For a time it seemed as if the house of the Fitzgeralds, the most powerful house in Ireland, might mediate between the peoples whose blood, English and Irish, they shared. Earl Gerald of Desmond led a demand for home rule in 1341, and that Ireland should not be governed by "needy men sent from England, without knowledge of Ireland or its circumstances." Earl Gerald the Rhymer of the same house (1359) was a patriot leader too—a witty and ingenious composer of Irish poetry, who excelled all the English and many of the Irish in the knowledge of the Irish language, poetry, and history, and of other learning. A later Earl Gerald (1416), foster-son of O'Brien and cousin of Henry VI, was complimented by the Republic of Florence, in a letter recalling the Florentine origin of the Fitzgeralds, for the glory he brought to that city, since its citizens had possessions as far as Hungary and Greece, and now "through you and yours bear sway even in Ibernia, the most remote island of the world." In Earl Thomas (1467) the Irish saw the first "foreigner" to be the martyr of their cause. He had furthered trade of European peoples with Irishmen; he had urgently pressed union of the races; he had planned a university for Ireland at Drogheda (Armagh having been long destroyed by the English). As his reward he was beheaded without trial by the earl of Worcester famed as "the Butcher," who had come over with a claim to some of the Desmond lands in Cork. His people saw in his death "the ruin of Ireland"; they laid his body with bitter lamentations by the Atlantic at Tralee, where the ocean wind moaning in the caverns still sounds to the peasants as "the Desmond's keen."

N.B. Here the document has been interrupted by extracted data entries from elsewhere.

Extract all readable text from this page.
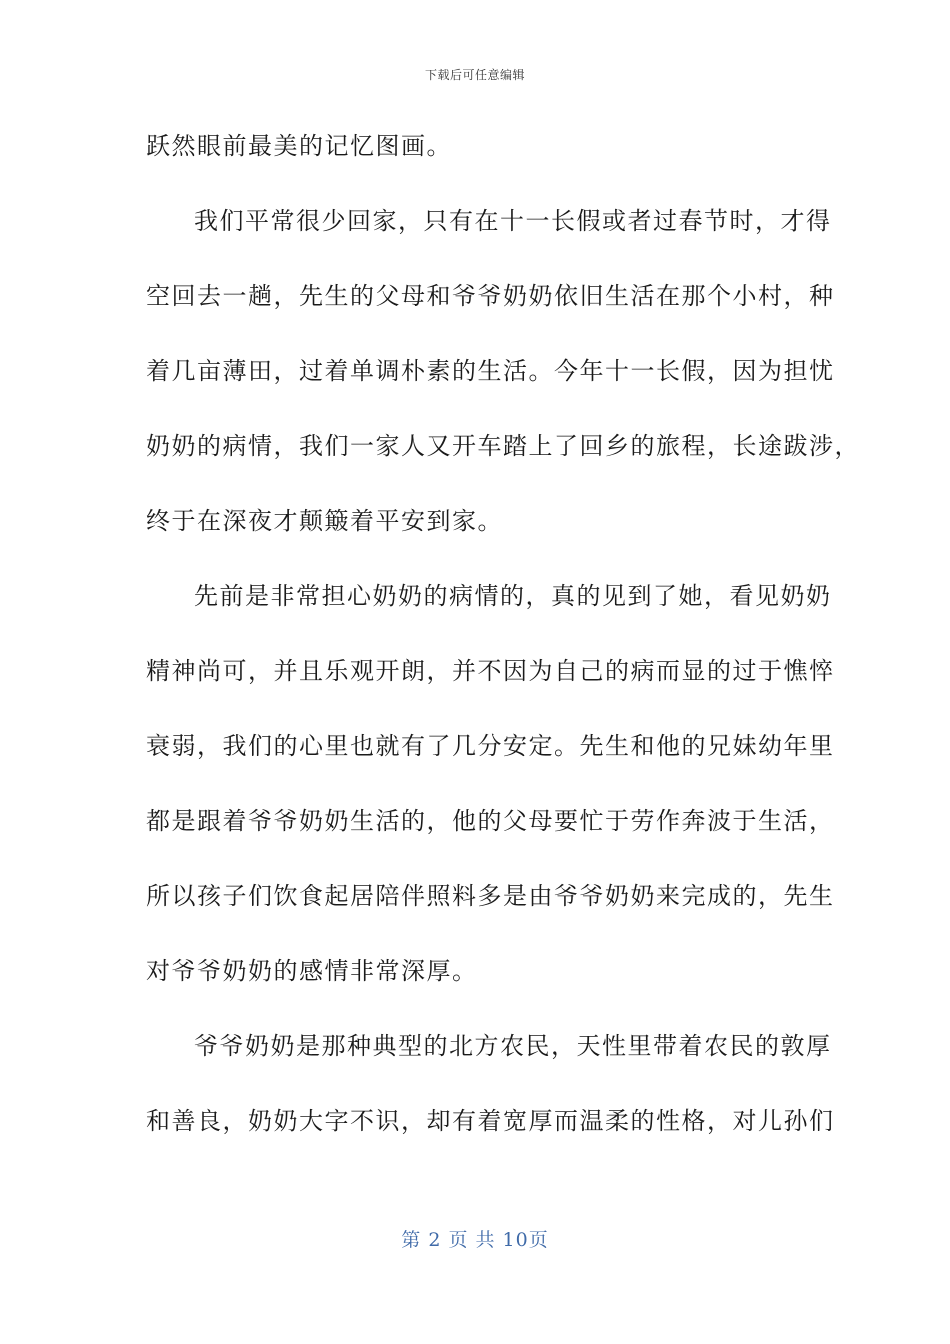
下载后可任意编辑
跃然眼前最美的记忆图画。
我们平常很少回家，只有在十一长假或者过春节时，才得
空回去一趟，先生的父母和爷爷奶奶依旧生活在那个小村，种
着几亩薄田，过着单调朴素的生活。今年十一长假，因为担忧
奶奶的病情，我们一家人又开车踏上了回乡的旅程，长途跋涉，
终于在深夜才颠簸着平安到家。
先前是非常担心奶奶的病情的，真的见到了她，看见奶奶
精神尚可，并且乐观开朗，并不因为自己的病而显的过于憔悴
衰弱，我们的心里也就有了几分安定。先生和他的兄妹幼年里
都是跟着爷爷奶奶生活的，他的父母要忙于劳作奔波于生活，
所以孩子们饮食起居陪伴照料多是由爷爷奶奶来完成的，先生
对爷爷奶奶的感情非常深厚。
爷爷奶奶是那种典型的北方农民，天性里带着农民的敦厚
和善良，奶奶大字不识，却有着宽厚而温柔的性格，对儿孙们
第 2 页 共 10页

Other Fitzgeralds, earls of Kildare, who had married into every leading Irish house, took up in their turn the national cause. Garrett Mor "the great" (1477-1513), married to the cousin of Henry VII, made close alliances with every Irish chief, steadily spread his power over the land, and kept up the family relations with Florence; and by his wit, his daring, the gaiety of his battle with slander, fraud, and violence, won great authority. His son Garrett inherited and enlarged his great territory. Maynooth under him was one of the richest earls' houses of that time. When he rode out in his scarlet cloak he was followed by four hundred Irish spearmen. His library was half of Irish books; he made his English wife read, write, and speak perfectly the Irish tongue; he had for his chief poet an Irishman, "full of the grace of God and of learning"; his secretary was employed to write for his library "divers chronicles" of Ireland. The Irish loved him for his justice, for his piety, and that he put on them no arbitrary tax. By a singular charm of nature he won the hearts of all, wife, son, jailor in London Tower, and English lords.

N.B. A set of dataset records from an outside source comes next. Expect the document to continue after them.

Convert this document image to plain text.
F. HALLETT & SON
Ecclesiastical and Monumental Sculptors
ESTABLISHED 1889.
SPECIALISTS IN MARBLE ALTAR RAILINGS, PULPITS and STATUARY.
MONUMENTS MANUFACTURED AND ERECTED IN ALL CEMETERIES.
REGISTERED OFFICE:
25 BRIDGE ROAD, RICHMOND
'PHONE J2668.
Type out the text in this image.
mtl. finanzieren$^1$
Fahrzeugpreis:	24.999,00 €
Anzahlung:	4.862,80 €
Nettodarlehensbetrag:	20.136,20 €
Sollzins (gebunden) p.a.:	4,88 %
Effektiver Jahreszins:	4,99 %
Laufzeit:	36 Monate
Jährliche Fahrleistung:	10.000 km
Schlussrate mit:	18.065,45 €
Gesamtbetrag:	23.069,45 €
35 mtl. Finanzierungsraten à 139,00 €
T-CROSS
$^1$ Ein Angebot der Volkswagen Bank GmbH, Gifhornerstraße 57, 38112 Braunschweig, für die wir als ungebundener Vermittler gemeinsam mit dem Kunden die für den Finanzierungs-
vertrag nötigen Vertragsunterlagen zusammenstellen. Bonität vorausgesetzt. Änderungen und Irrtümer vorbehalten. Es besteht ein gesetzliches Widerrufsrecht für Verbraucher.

His whole policy was union in his country, and Ireland for the Irish. The lasting argument for self-government as against rule from over-sea was heard in his cry to Wolsey and the lords at Westminster—"You hear of a case as it were in a dream, and feel not the smart that vexeth us." He attempted to check English interference with private subjects in Ireland. He refused to admit that a commission to Cardinal Wolsey as legate for England gave him authority in Ireland. The mark of his genius lay above all in his resolve to close dissensions and to put an end to civil wars. When as deputy he rode out to war against disturbed tribes, his first business was not to fight, but to call an assembly in the Irish manner which should decide the quarrel by arbitration according to law. He "made peace," his enemies said, and the nightmare of forced dissension gave way before this new statesmanship of national union.
Never were the Irish "so corrupted by affection" for a lord deputy, never were they so obedient, both from fear and from love, so Henry VIII was warned. In spite of official intrigues, through all eddying accidents, the steady pressure of the country itself was towards union.

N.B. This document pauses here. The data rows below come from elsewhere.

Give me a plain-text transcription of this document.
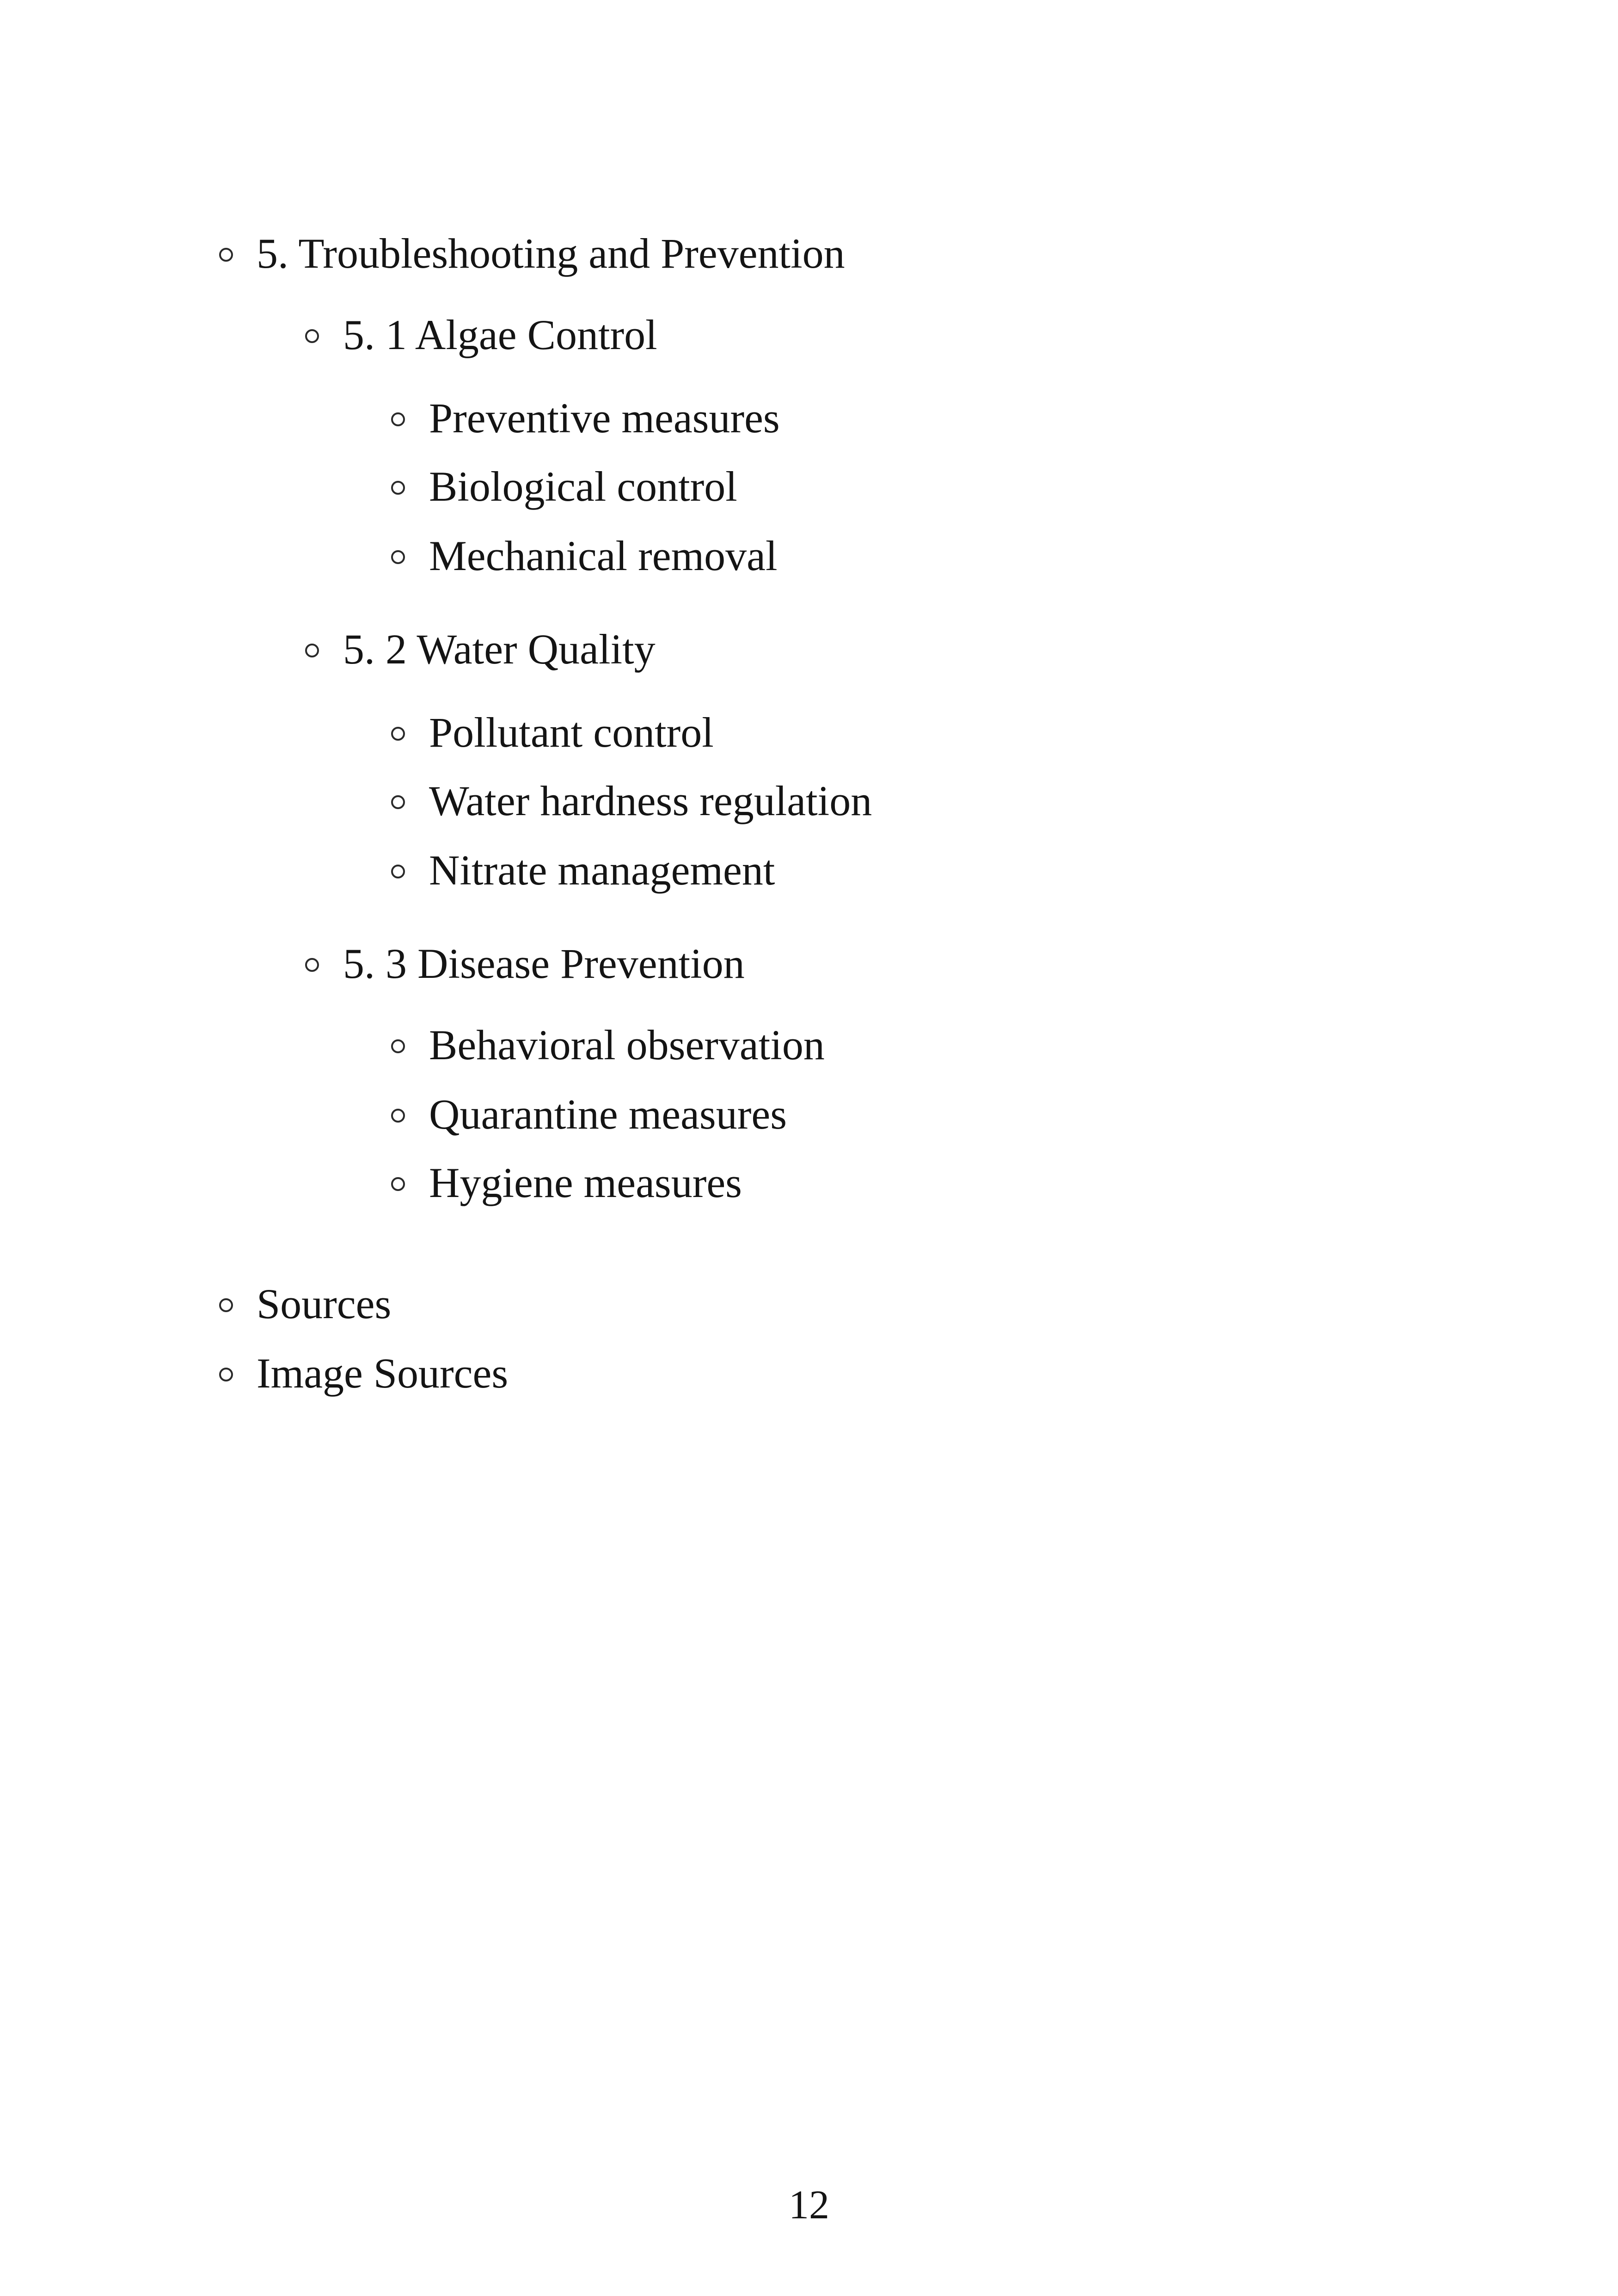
5. Troubleshooting and Prevention
5. 1 Algae Control
Preventive measures
Biological control
Mechanical removal
5. 2 Water Quality
Pollutant control
Water hardness regulation
Nitrate management
5. 3 Disease Prevention
Behavioral observation
Quarantine measures
Hygiene measures
Sources
Image Sources
12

The great opportunity had come to weld together the two races in Ireland, and to establish a common civilisation by a leader to whom both peoples were perfectly known, whose sympathies were engaged in both, and who as deputy of the English king had won the devoted confidence of the Irish people.
There was one faction alone which no reason could convert—the alien minority that held interests and possessions in both islands, and openly used England to advance their power and Ireland to increase their wealth. They had no country, for neither England nor Ireland could be counted such. They knew how to darken ignorance and inflame prejudice in London against their fellow-countrymen in Ireland—"the strange savage nature of the people," "savage vile poor persons which never did know or feel wealth or civility," "having no knowledge of the laws of God or of the king," nor any way to know them save through the good offices of these slanderers, apostles of their own virtue. The anti-national minority would have had no strength if left alone to face the growing toleration in Ireland. In support from England it found its sole security—and through its aid Ireland was flung back into disorder.